MIT researchers have developed a new tool called “PhotoGuard” that can help protect images from AI manipulation, reports Ross Cristantiello for Boston.com. The tool “is designed to make real images resistant to advanced models that can generate new images, such as DALL-E and Midjourney,” writes Cristantiello.

TechCrunch

Vaikkunth Mugunthan MS ’19 PhD ‘22 and Christian Lau MS ’20, PhD ’22 co-founded DynamoFL – a software company that “offers software to bring large language models (LLMs) to enterprise and fine-tune those models on sensitive data,” reports Kyle Wiggers for TechCrunch. “Generative AI has brought to the fore new risks, including the ability for LLMs to ‘memorize’ sensitive training data and leak this data to malicious actors,” says Mugunthan. “Enterprises have been ill-equipped to address these risks, as properly addressing these LLM vulnerabilities would require recruiting teams of highly specialized privacy machine learning researchers to create a streamlined infrastructure for continuously testing their LLMs against emerging data security vulnerabilities.”

Politico

Prof.
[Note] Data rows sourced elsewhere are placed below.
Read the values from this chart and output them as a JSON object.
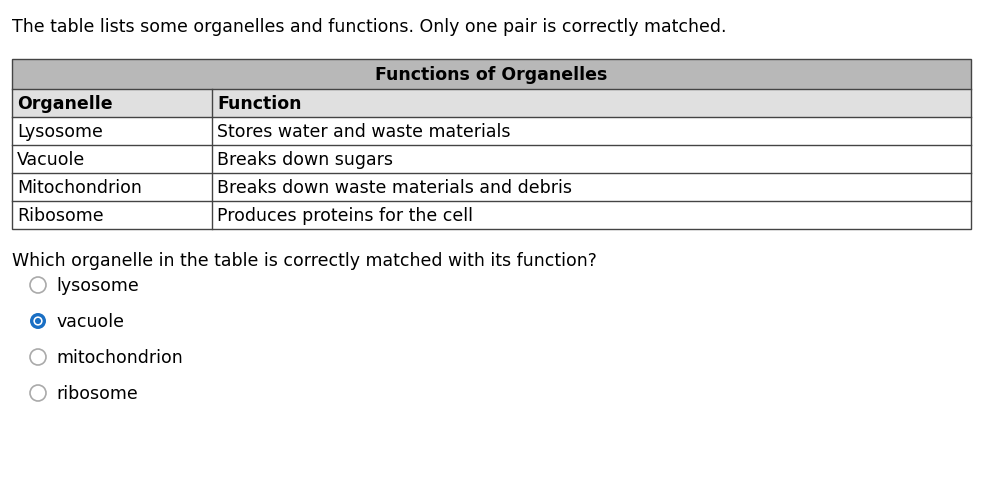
{
  "intro_text": "The table lists some organelles and functions. Only one pair is correctly matched.",
  "table_title": "Functions of Organelles",
  "col1_header": "Organelle",
  "col2_header": "Function",
  "rows": [
    [
      "Lysosome",
      "Stores water and waste materials"
    ],
    [
      "Vacuole",
      "Breaks down sugars"
    ],
    [
      "Mitochondrion",
      "Breaks down waste materials and debris"
    ],
    [
      "Ribosome",
      "Produces proteins for the cell"
    ]
  ],
  "question_text": "Which organelle in the table is correctly matched with its function?",
  "options": [
    "lysosome",
    "vacuole",
    "mitochondrion",
    "ribosome"
  ],
  "selected_option": 1,
  "bg_color": "#ffffff",
  "table_header_bg": "#b8b8b8",
  "table_subheader_bg": "#e0e0e0",
  "table_row_bg": "#ffffff",
  "table_border_color": "#444444",
  "text_color": "#000000",
  "radio_selected_color": "#1a6fc4",
  "radio_unselected_color": "#aaaaaa",
  "font_size_intro": 12.5,
  "font_size_table_title": 12.5,
  "font_size_table": 12.5,
  "font_size_question": 12.5,
  "font_size_options": 12.5
}
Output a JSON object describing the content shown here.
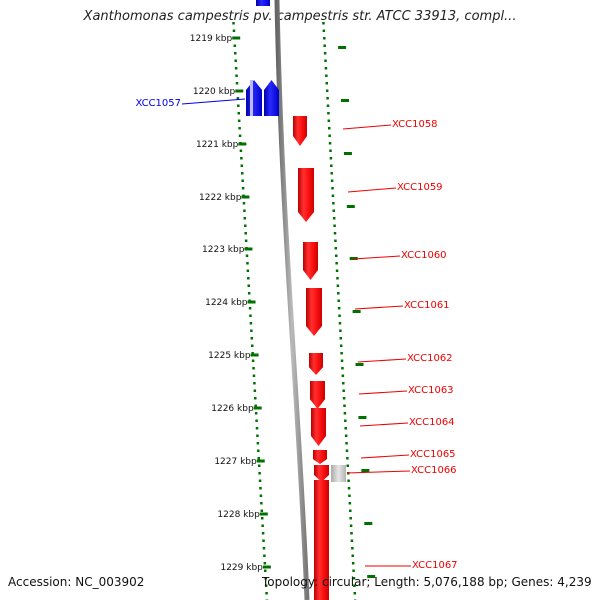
{
  "title": "Xanthomonas campestris pv. campestris str. ATCC 33913, compl...",
  "footer": {
    "accession": "Accession: NC_003902",
    "topology": "Topology: circular; Length: 5,076,188 bp; Genes: 4,239"
  },
  "ticks": [
    "1219 kbp",
    "1220 kbp",
    "1221 kbp",
    "1222 kbp",
    "1223 kbp",
    "1224 kbp",
    "1225 kbp",
    "1226 kbp",
    "1227 kbp",
    "1228 kbp",
    "1229 kbp"
  ],
  "colors": {
    "forward": "#0000ee",
    "reverse": "#ee0000",
    "other": "#c0c0c0",
    "ruler": "#007000",
    "backbone": "#888888"
  },
  "genes": [
    {
      "label": "XCC1057",
      "strand": "forward",
      "color": "#0000ee",
      "label_color": "#0000ee"
    },
    {
      "label": "XCC1058",
      "strand": "reverse",
      "color": "#ee0000",
      "label_color": "#ee0000"
    },
    {
      "label": "XCC1059",
      "strand": "reverse",
      "color": "#ee0000",
      "label_color": "#ee0000"
    },
    {
      "label": "XCC1060",
      "strand": "reverse",
      "color": "#ee0000",
      "label_color": "#ee0000"
    },
    {
      "label": "XCC1061",
      "strand": "reverse",
      "color": "#ee0000",
      "label_color": "#ee0000"
    },
    {
      "label": "XCC1062",
      "strand": "reverse",
      "color": "#ee0000",
      "label_color": "#ee0000"
    },
    {
      "label": "XCC1063",
      "strand": "reverse",
      "color": "#ee0000",
      "label_color": "#ee0000"
    },
    {
      "label": "XCC1064",
      "strand": "reverse",
      "color": "#ee0000",
      "label_color": "#ee0000"
    },
    {
      "label": "XCC1065",
      "strand": "reverse",
      "color": "#ee0000",
      "label_color": "#ee0000"
    },
    {
      "label": "XCC1066",
      "strand": "reverse",
      "color": "#c0c0c0",
      "label_color": "#ee0000"
    },
    {
      "label": "XCC1067",
      "strand": "reverse",
      "color": "#ee0000",
      "label_color": "#ee0000"
    }
  ]
}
Amy Finkelstein speaks with Politico reporters Erin Schumaker, Daniel Payne and Evan Peng about her new book “We’ve Got You Covered: Rebooting American Health Care.” “Health insurance is not delivering on its function,” says Finkelstein. “Over 1 in 10 Americans under 65 are uninsured at any given moment, and of the 30 million Americans who are uninsured, 6 in 10 are eligible for free or heavily discounted health insurance coverage. And yet they don’t have that coverage.”

Axios

Prof. Charles Stewart III spoke at the National Conference of State Legislatures Summit and addressed the importance of ensuring state and local governments are adequately funding election administration, reports Jennifer A. Kingson for Axios. Stewart noted that presidential elections cost $2 billion-$5 billion to administer nationally, yet most of the nation's 10,000 local jurisdictions are woefully underfunded.

USA Today

A working paper co-authored by Prof. John Horton and graduate students Emma van Inwegen and Zanele Munyikwa has found that “AI has the potential to level the playing field for non-native English speakers applying for jobs by helping them better present themselves to English-speaking employers,” reports Medora Lee for USA Today. “Between June 8 and July 14, 2021, [Inwegen] studied 480,948 job seekers, who applied for jobs that require English to be spoken but who mostly lived in nations where English is not the native language,” explains Lee. “Of those who used AI, 7.8% were more likely to be hired.”